We can check whether there are fraudulent transfer destination accounts that are the origin of the fraudulent cash outs by running the following code:
dfFraudTransfer = df[(df.isFraud == 1) & (df.type == 'TRANSFER')] dfFraudCashOut = df[(df.isFraud == 1) & (df.type == 'CASH_OUT')] dfFraudTransfer.nameDest.isin(dfFraudCashOut.nameOrig).any()
out: False
According to the output, there seems to be no fraudulent transfers that are the origin of fraudulent cash outs. The behavior expected by the experts is not visible in our data. This could mean two things: firstly, it could mean that the fraudsters behave differently now, or secondly that our data does not capture their behavior. Either way, we cannot use this insight for predictive modeling here.
Statistical quirks – errors in balances
A closer examination of the data shows that there are some transactions where the old and new balances of the destination account is zero, although the transaction amount is not zero. This is odd, or more so a quirk, and so we want to investigate whether this type of oddity yields predictive power.
To begin with, we can calculate the share of fraudulent transactions with this property by running the following code:
dfOdd = df[(df.oldBalanceDest == 0) & (df.newBalanceDest == 0) & (df.amount)] len(dfOdd[(df.isFraud == 1)]) / len(dfOdd)
out: 0.7046398891966759
As you can see, the share of fraudulent transactions stands at 70%, so this quirk seems to be a good feature at detecting fraud in transactions. However, it is important to ask ourselves how this quirk got into our data in the first place. One possibility could be that the transactions never come through.

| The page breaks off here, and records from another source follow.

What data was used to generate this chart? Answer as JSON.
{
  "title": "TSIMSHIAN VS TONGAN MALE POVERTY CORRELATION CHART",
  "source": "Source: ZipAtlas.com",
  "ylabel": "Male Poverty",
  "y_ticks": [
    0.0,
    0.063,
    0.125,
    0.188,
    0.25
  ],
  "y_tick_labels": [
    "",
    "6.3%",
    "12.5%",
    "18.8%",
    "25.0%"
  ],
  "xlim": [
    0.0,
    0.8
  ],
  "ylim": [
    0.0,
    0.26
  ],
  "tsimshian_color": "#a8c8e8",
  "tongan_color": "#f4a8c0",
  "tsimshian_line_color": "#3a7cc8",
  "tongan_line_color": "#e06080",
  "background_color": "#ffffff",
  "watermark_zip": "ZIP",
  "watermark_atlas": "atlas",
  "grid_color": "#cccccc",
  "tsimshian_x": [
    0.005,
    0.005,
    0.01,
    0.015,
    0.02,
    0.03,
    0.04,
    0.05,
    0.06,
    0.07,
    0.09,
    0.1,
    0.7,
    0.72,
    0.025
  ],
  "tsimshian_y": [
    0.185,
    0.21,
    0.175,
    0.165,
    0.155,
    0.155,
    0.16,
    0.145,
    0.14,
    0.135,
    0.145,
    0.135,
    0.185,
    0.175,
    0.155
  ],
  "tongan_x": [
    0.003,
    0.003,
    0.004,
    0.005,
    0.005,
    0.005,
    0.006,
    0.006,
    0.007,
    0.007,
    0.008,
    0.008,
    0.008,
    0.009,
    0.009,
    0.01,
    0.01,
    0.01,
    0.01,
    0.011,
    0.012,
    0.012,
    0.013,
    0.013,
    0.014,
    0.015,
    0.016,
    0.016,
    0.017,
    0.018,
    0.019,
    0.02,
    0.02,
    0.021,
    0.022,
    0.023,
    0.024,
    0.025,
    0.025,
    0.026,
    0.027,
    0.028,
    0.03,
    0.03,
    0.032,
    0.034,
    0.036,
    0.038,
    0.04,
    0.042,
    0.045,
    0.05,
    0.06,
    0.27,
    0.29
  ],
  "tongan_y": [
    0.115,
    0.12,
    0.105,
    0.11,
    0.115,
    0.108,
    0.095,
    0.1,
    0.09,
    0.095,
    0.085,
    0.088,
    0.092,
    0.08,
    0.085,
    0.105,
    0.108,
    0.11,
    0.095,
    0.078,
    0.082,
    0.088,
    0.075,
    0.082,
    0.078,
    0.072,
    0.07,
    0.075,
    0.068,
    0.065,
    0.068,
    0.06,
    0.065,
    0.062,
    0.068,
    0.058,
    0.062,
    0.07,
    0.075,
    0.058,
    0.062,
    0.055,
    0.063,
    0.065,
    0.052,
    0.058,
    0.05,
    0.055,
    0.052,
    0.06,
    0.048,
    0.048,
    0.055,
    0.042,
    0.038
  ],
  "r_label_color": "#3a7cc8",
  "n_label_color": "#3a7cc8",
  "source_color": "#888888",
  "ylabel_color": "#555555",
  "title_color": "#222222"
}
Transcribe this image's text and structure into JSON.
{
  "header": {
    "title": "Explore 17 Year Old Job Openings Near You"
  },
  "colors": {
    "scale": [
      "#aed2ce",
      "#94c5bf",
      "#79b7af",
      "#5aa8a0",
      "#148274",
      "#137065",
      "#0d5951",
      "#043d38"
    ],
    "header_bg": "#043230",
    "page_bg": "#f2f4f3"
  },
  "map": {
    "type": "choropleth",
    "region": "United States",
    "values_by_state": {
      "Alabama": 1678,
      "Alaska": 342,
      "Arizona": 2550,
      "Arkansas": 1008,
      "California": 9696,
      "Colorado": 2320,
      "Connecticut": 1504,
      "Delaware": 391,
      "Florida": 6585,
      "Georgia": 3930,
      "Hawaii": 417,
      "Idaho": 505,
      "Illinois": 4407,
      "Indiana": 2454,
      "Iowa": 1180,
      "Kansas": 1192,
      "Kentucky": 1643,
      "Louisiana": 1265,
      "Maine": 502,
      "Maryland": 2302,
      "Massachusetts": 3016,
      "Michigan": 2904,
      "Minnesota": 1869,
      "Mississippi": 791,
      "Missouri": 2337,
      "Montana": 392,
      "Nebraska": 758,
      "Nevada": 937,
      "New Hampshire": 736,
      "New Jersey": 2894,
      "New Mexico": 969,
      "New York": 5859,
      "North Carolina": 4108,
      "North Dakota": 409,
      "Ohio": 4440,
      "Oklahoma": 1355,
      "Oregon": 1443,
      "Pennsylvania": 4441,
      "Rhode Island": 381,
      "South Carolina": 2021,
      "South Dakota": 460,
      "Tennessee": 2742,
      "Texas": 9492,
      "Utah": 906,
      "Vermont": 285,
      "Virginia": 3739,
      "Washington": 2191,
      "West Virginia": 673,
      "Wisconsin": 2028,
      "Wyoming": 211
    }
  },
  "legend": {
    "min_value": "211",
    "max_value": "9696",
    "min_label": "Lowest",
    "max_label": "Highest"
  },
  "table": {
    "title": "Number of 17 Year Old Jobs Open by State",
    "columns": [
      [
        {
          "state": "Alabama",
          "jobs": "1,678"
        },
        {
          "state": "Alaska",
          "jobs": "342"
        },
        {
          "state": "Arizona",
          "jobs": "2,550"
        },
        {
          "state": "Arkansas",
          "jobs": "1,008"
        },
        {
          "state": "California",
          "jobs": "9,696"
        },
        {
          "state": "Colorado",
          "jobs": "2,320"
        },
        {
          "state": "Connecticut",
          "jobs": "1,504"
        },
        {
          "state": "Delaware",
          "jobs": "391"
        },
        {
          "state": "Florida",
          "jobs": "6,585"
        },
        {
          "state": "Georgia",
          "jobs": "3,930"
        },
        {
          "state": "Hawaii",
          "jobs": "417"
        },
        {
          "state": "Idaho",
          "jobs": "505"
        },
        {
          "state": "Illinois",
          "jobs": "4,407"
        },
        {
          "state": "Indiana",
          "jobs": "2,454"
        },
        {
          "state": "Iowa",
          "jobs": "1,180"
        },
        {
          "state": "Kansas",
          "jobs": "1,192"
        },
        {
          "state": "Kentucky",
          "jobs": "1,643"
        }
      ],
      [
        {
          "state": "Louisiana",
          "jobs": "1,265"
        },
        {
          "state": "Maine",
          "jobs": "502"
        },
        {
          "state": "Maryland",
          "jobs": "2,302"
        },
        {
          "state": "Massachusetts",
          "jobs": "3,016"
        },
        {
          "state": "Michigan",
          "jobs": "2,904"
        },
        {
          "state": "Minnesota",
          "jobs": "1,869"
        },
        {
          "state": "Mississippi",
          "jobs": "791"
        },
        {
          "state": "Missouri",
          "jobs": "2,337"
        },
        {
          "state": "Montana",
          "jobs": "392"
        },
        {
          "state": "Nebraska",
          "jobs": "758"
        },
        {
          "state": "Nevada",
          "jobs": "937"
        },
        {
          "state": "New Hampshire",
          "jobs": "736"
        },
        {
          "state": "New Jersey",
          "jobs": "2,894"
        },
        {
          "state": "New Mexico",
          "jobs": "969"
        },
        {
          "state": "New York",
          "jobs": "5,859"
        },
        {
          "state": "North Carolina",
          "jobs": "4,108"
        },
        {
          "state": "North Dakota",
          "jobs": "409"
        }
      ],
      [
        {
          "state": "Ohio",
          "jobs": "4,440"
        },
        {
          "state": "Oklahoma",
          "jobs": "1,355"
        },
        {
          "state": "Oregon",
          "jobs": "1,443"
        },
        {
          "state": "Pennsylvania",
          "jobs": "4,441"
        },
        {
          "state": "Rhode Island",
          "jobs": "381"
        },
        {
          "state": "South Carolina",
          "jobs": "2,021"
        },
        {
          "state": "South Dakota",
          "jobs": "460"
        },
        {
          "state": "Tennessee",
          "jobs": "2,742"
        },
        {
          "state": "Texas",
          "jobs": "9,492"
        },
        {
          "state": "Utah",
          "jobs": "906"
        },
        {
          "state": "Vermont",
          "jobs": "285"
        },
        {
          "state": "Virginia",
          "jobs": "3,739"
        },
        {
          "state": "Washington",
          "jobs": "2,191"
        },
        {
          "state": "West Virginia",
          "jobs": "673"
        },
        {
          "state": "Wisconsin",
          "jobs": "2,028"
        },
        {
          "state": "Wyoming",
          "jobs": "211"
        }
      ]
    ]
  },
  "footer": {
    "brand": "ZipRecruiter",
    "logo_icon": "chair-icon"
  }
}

This could happen for a number of reasons including that there might be another fraud prevention system in place that blocks the transactions, or that the origin account for the transaction has insufficient funds.
While we have no way of verifying if there's another fraud prevention system in place, we can check to see if the origin accounts have insufficient funds. To do this, we have to run the following code:
len(dfOdd[(dfOdd.oldBalanceOrig <= dfOdd.amount)]) / len(dfOdd)
out: 0.8966412742382271
As we can see in the output, close to 90% of the odd transactions have insufficient funds in their origin accounts. From this, we can now construct a rationale in which fraudsters try to drain a bank account of all its funds more often than regular people do.
We need this rationale to avoid the data trap. Once established, the rationale must be constantly scrutinized. In our case, it has failed to explain 10% of the odd transactions, and if this number rises, it could end up hurting the performance of our model in production.